Citation

  • Authors: Pryce KD, Powell R, Agwa D, Evely KM, Sheehan GD, Nip A, Tomasello DL, Gururaj S, Bhattacharjee A.. et al.
  • Year: 2019
  • Journal: FASEB J 33(6): 7315-7330
  • Applications: in vivo / shRNA plasmid / in vivo-jetPEI

Method

The spinal nerve injection protocol was adopted from Chang et al. (37) and optimized for spinal nerve injection in mice. Three days after baseline thermal behavior was established, mice were anesthetized using isoflurane (induction: 4%; maintenance: 2%) and placed in a prone position. A 3-cm posterior longitudinal skin incision was made at the lumbar segment of the spine. The ipsilateral paraspinal muscles were carefully separated, using a pair of sterile toothpicks, from their attachments at the L4 to S1 levels of the vertebral column.A total of 1.5 ml of polyethylenimine–short hairpin RNA (shRNA) plasmid DNA polyplexes at an N/P ratio of 6 was slowly injected directly in the spinal nerve of the right hind paw using a syringe connected to a 26-gauge needle.
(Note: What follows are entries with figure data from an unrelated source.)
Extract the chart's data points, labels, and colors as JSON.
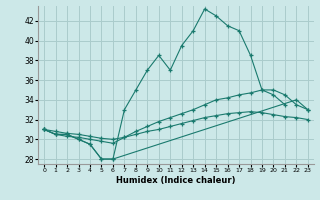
{
  "xlabel": "Humidex (Indice chaleur)",
  "ylabel": "",
  "bg_color": "#cce8e8",
  "line_color": "#1a7a6e",
  "grid_color": "#aacccc",
  "xlim": [
    -0.5,
    23.5
  ],
  "ylim": [
    27.5,
    43.5
  ],
  "yticks": [
    28,
    30,
    32,
    34,
    36,
    38,
    40,
    42
  ],
  "xticks": [
    0,
    1,
    2,
    3,
    4,
    5,
    6,
    7,
    8,
    9,
    10,
    11,
    12,
    13,
    14,
    15,
    16,
    17,
    18,
    19,
    20,
    21,
    22,
    23
  ],
  "series": [
    {
      "x": [
        0,
        1,
        2,
        3,
        4,
        5,
        6,
        7,
        8,
        9,
        10,
        11,
        12,
        13,
        14,
        15,
        16,
        17,
        18,
        19,
        20,
        21
      ],
      "y": [
        31,
        30.5,
        30.5,
        30,
        29.5,
        28,
        28,
        33,
        35,
        37,
        38.5,
        37,
        39.5,
        41,
        43.2,
        42.5,
        41.5,
        41,
        38.5,
        35,
        34.5,
        33.5
      ]
    },
    {
      "x": [
        0,
        1,
        2,
        3,
        4,
        5,
        6,
        22,
        23
      ],
      "y": [
        31,
        30.5,
        30.5,
        30,
        29.5,
        28,
        28,
        34,
        33
      ]
    },
    {
      "x": [
        0,
        1,
        2,
        3,
        4,
        5,
        6,
        7,
        8,
        9,
        10,
        11,
        12,
        13,
        14,
        15,
        16,
        17,
        18,
        19,
        20,
        21,
        22,
        23
      ],
      "y": [
        31,
        30.5,
        30.3,
        30.2,
        30,
        29.8,
        29.6,
        30.2,
        30.8,
        31.3,
        31.8,
        32.2,
        32.6,
        33.0,
        33.5,
        34.0,
        34.2,
        34.5,
        34.7,
        35.0,
        35.0,
        34.5,
        33.5,
        33.0
      ]
    },
    {
      "x": [
        0,
        1,
        2,
        3,
        4,
        5,
        6,
        7,
        8,
        9,
        10,
        11,
        12,
        13,
        14,
        15,
        16,
        17,
        18,
        19,
        20,
        21,
        22,
        23
      ],
      "y": [
        31,
        30.8,
        30.6,
        30.5,
        30.3,
        30.1,
        30.0,
        30.2,
        30.5,
        30.8,
        31.0,
        31.3,
        31.6,
        31.9,
        32.2,
        32.4,
        32.6,
        32.7,
        32.8,
        32.7,
        32.5,
        32.3,
        32.2,
        32.0
      ]
    }
  ]
}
After injection, the needle was held at the spinal nerve for 1 min to prevent leakage.

Abstract

Voltage-dependent sodium (NaV) 1.8 channels regulate action potential generation in nociceptive neurons, identifying them as putative analgesic targets. Here, we show that NaV1.8 channel plasma membrane localization, retention, and stability occur through a direct interaction with the postsynaptic density-95/discs large/zonula occludens-1–and WW domain–containing scaffold protein called membrane-associated guanylate kinase with inverted orientation (Magi)-1. The neurophysiological roles of Magi-1 are largely unknown, but we found that dorsal root ganglion (DRG)–specific knockdown of Magi-1 attenuated thermal nociception and acute inflammatory pain and produced deficits in NaV1.8 protein expression. A competing cell-penetrating peptide mimetic derived from the NaV1.8 WW binding motif decreased sodium currents, reduced NaV1.8 protein expression, and produced hypoexcitability. Remarkably, a phosphorylated variant of the very same peptide caused an opposing increase in NaV1.8 surface expression and repetitive firing. Likewise, in vivo, the peptides produced diverging effects on nocifensive behavior. Additionally, we found that Magi-1 bound to sequence like a calcium-activated potassium channel sodium-activated (Slack) potassium channels, demonstrating macrocomplexing with NaV1.8 channels. Taken together, these findings emphasize Magi-1 as an essential scaffold for ion transport in DRG neurons and a central player in pain.